(423c) A Mechanistic Modeling Framework for Describing Tertiary Recycling of Polymers

While plastic waste makes up 11.3% of municipal solid waste (MSW), only 5.3% of this waste was recycled in 2003 according to the Environmental Protection Agency. Given that plastics are the class of MSW that is recycled in the second lowest amount, improving plastic recycling technologies offers a significant opportunity for recovering value from discarded materials. Pyrolysis is a promising method for resource recovery from plastic waste that thermally converts plastics in the absence of oxygen into valuable chemical feedstocks and monomer. To further the development of pyrolysis as a resource recovery method, a greater understanding of the mechanistic and kinetic details of the underlying reaction network is needed. Because of the complexity of mechanistic modeling of macromolecular systems, we have focused on developing a mechanistic modeling framework for describing polymer pyrolysis that uses population balances and the method of moments and includes a significant level of detail that allows structure to be related to reactivity. Given that polystyrene (PS) and polypropylene (PP) comprise a significant fraction of plastic waste (8.5% and 13.5%, respectively), we have concentrated on developing detailed mechanistic models of degradation of single components and binary mixtures of PS and PP.

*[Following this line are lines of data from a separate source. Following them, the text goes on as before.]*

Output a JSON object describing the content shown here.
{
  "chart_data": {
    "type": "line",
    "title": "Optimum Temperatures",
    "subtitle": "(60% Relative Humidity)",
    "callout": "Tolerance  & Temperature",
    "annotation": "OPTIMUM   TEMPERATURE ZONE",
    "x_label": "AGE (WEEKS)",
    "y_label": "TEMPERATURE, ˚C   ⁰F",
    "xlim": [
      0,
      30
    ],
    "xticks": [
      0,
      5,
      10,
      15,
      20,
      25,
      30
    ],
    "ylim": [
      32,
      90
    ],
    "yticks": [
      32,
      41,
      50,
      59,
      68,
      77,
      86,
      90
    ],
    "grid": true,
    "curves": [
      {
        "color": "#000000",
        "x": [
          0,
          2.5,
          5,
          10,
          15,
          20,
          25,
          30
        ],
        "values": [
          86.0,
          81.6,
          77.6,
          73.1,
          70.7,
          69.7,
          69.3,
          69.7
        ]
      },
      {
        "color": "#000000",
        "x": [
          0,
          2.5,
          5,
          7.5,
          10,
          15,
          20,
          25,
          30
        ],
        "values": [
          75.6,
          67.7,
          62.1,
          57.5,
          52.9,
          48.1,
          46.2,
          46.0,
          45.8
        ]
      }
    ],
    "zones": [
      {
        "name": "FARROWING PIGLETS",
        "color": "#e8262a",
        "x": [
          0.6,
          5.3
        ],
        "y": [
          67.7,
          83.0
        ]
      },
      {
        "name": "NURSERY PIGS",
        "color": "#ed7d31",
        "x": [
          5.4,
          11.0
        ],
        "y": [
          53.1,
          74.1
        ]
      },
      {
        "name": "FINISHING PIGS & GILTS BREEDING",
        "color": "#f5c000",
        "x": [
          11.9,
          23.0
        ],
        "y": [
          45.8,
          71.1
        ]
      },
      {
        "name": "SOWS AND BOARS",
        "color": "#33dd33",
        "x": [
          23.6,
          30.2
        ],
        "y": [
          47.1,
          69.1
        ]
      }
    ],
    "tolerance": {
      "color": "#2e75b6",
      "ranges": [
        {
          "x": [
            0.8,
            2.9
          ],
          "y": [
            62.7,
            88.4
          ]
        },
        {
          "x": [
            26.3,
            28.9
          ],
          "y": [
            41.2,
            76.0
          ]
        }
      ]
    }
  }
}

Recently, debate has emerged about the details of PS degradation despite decades of research. For example, a wide range of activation energies, 20 to 75 kcal/mol, has been reported, and structural anomalies have been proposed as the underlying cause. In addition, there is also a large disparity between reported quantities of the major products of PS pyrolysis. To help resolve this debate, we have implemented algorithms to increase the level of detail tracked in the PS pyrolysis model. Specifically, a methodology was included to track chain backbone triad units based on conditional probabilities in the continuum model. Individual triad concentrations are tracked using triad balance differential equations. Furthermore, the mechanistic model was coupled with a spatially dependent reactor model that was solved using a multiple timestep approach. These improvements were applied to develop a model of PS pyrolysis that allowed us to probe the effect of weak links on the activation energy and the role of small molecule diffusion on the observed low molecular weight product distribution. The methodologies developed are sufficiently general that they can be applied to study a wide range of polymer degradation systems, including multicomponent mixtures of plastics that are relevant to resource recovery.